Oxford Council has unveiled new plans that aim to control the spread of student housing in the city.
The council’s proposals, which have been approved by a government inspector, plan to restrict the development of new student accommodation to the city centre.
The plans aim for there to be no more than 3,000 students from Oxford Brookes University and the University of Oxford living outside of university-provided accommodation.
In her report, planning inspector Shelagh Bussey highlighted “the tension that exists between provision for student accommodation and general purpose housing”. She also spoke of the need “to strike a balance between these two uses that often compete for the same sites to ensure that housing, and particularly affordable housing delivery, is not compromised.”

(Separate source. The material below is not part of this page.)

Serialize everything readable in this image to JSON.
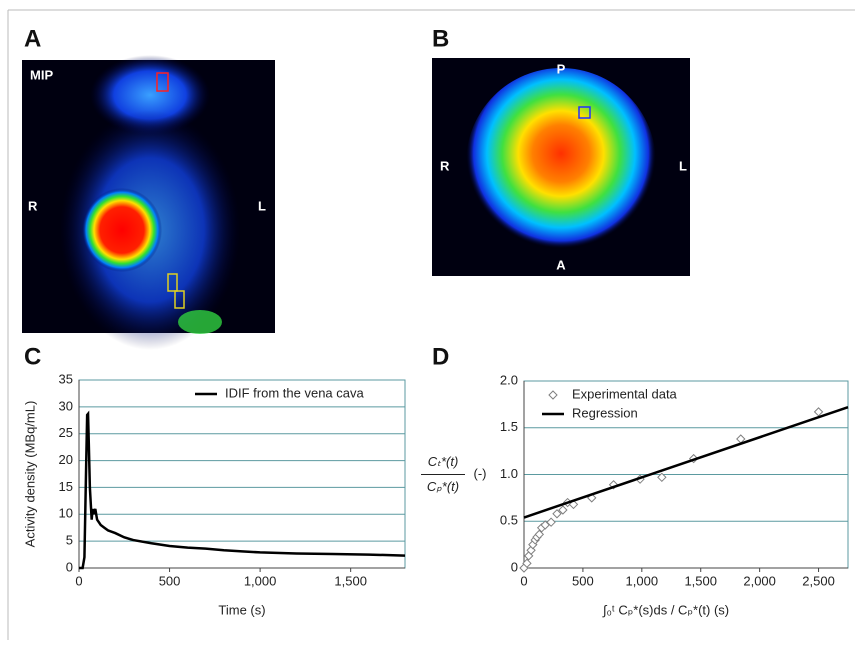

She added, “This conflict is exacerbated by the growing trend for colleges not associated with the two universities to locate and expand in Oxford, building on the ‘Oxford’ name, for which speculative student accommodation is being provided. The intention is that this would free up homes that are suitable for the general housing market.”
The plans also acknowledge that purpose-built student accommodation must be away from residential areas to minimise disturbance. The council proposed that student accommodation should be mainly located in the city centre, or adjacent to a main thoroughfare, to relieve pressure on residential streets. Current plans are to impose a cap of 20% on the number of houses of multiple occupations (HMOs) allowed in any 100-metre stretch of residential road.
A spokesperson for Oxford City Council applauded the plans, adding, “Public consultation revealed a local concern that having halls located in quiet residential streets can mean that some anti-social behaviour affects other residents at night. The Council responded to this by directing halls away from quieter residential streets. Whilst there are some limits on the location of student halls, our assessment did not consider that this unduly restricted opportunities for student accommodation in appropriate locations in Oxford.”
A spokesperson for the University added, “The 3,000 figure is not new and the collegiate university is in the process of expanding its provision of housing for students by building new accommodation, in order to stay below this threshold and ease the burden on Oxford’s rental market. The Castle Mill student accommodation project is the latest example.”
Rio Jones, Co-Chair of the Oxford Unviersity Lib Dem Society, claimed, “This is not only going to affect students. By setting a cap like that you are also hitting young professionals working in the city who can’t afford a house of their own in a place where housing is already in short supply. This could have really harsh consequences for already struggling tenants.
“This cap is essentially saying, ‘we don’t want too many of your lot in this area’, when I don’t think that students and young people are necessarily the creators of ‘disturbance’. I really do think these proposals should be a cause for concern for students and young people throughout Oxford; and having your own circumstances sorted shouldn’t be an excuse to not care.”